July 24, 2024


World Business Inquiries

Bangko Sentral seen pausing on rate cuts

3 min read

The Bangko Sentral ng Pilipinas (BSP) is widely expected to temporarily pause from monetary easing and keep the policy rate at 2.25 percent when its policy-making body meets on Thursday (Aug. 20) even as the COVID-19-induced recession force lower interest rates before yearend to facilitate economic recovery.

“As it stands, the BSP has eased by 175 basis points (bps) cumulatively this year. We expect the BSP to stay on hold at the upcoming Monetary Board meeting [this] week, and we have no more rate cuts in our base case going forward,” Morgan Stanley Research said in an Aug. 14 report titled “BI and BSP to Stay Put.”

However, it said further reserve requirement ratio (RRR) cuts were likely as policymakers have a plan to cut this by 400 basis points this year (only 200 bps of cuts have happened so far), citing the comment of BSP Gov. Benjamin E. Diokno recently that he did not see any strong reason for another policy rate cut and that it was possible to keep interest rates until the end of the year.

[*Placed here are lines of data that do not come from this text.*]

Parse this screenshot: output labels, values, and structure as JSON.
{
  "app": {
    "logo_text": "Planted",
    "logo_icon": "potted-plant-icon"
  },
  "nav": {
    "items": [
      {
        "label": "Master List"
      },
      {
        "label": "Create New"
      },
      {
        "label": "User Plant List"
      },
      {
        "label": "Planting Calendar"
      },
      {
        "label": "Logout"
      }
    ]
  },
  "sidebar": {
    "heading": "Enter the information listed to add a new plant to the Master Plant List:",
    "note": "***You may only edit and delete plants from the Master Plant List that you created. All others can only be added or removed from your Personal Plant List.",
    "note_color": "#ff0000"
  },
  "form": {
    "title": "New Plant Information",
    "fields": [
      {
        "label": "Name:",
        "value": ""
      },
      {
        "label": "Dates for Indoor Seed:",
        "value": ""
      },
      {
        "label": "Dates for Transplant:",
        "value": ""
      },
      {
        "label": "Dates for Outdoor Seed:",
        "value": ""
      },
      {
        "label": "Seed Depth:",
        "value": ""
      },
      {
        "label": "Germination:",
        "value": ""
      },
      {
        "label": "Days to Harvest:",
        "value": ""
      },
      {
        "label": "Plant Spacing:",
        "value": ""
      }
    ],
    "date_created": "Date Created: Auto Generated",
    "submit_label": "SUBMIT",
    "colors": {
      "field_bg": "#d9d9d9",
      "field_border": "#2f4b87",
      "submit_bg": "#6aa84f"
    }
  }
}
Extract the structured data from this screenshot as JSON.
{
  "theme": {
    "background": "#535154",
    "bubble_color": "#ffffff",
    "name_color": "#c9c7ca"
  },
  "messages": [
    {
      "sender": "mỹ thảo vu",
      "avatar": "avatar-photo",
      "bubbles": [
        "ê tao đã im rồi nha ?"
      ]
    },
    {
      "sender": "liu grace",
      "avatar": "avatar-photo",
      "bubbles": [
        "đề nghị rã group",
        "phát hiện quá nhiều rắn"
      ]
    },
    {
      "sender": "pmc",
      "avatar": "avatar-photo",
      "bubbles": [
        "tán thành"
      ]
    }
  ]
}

“On the economic front, despite concerns about the impact from rising daily new COVID-19 cases and retightened containment measures [with Metro Manila and nearby provinces returning to a stricter modified enhanced community quarantine for two weeks], our base case is for the economy to emerge from the trough in the second quarter and stage a gradual cyclical recovery from here … The accommodative policy stance should also aid the cyclical recovery,” Morgan Stanley added.

For HSBC Global Research, the BSP would likely “keep its policy rate steady for now, preserving its next rate cut for any signs of further economic activity deterioration,” citing that the Philippines’ monetary authorities had been one of the most aggressive central banks globally in reducing interest rates and providing additional liquidity to support the economy.

Moving forward, HSBC last Friday said it expected the BSP to cut key rates by 25 basis points during the fourth quarter on top of a 200-point reduction in bank reserves to 10 percent before yearend.

In an Aug. 13 report, ING Bank’s senior Philippines economist Nicholas Antonio T. Mapa said the BSP was also widely expected to keep rates steady after Diokno signaled no rate cuts to come in the next two quarters.

On the other hand, Capital Economics’ senior Asia economist Gareth Leather projected another hefty 50-point cut in the policy rate to a new record low of 1.75 percent on Thursday.

“With the economy in dire straits and the virus showing little sign of being brought under control, further policy support is desperately needed. The case for more easing is clear—recent data show the economy contracted by 16.5 percent year-on-year in the second quarter and the recovery looks set to be slow and fitful. Soaring new infections of the coronavirus and the reimposition of restrictions to leisure and commerce in the capital, Manila, may even have put the recovery into reverse,” Leather explained in an Aug. 14 report titled “Malaysia bouncing back, Philippines vaccine hope.”

“Inflation is little impediment to more cuts. While the headline rate has risen in recent months, to 2.7 percent year-on-year in July, it is still below the mid-point of the BSP’s 2 to 4 percent target band,” Leather added.

For the Philippine economy as a whole, Leather said that “an effective vaccine could be a way out of the crisis” caused by the COVID-19 pandemic.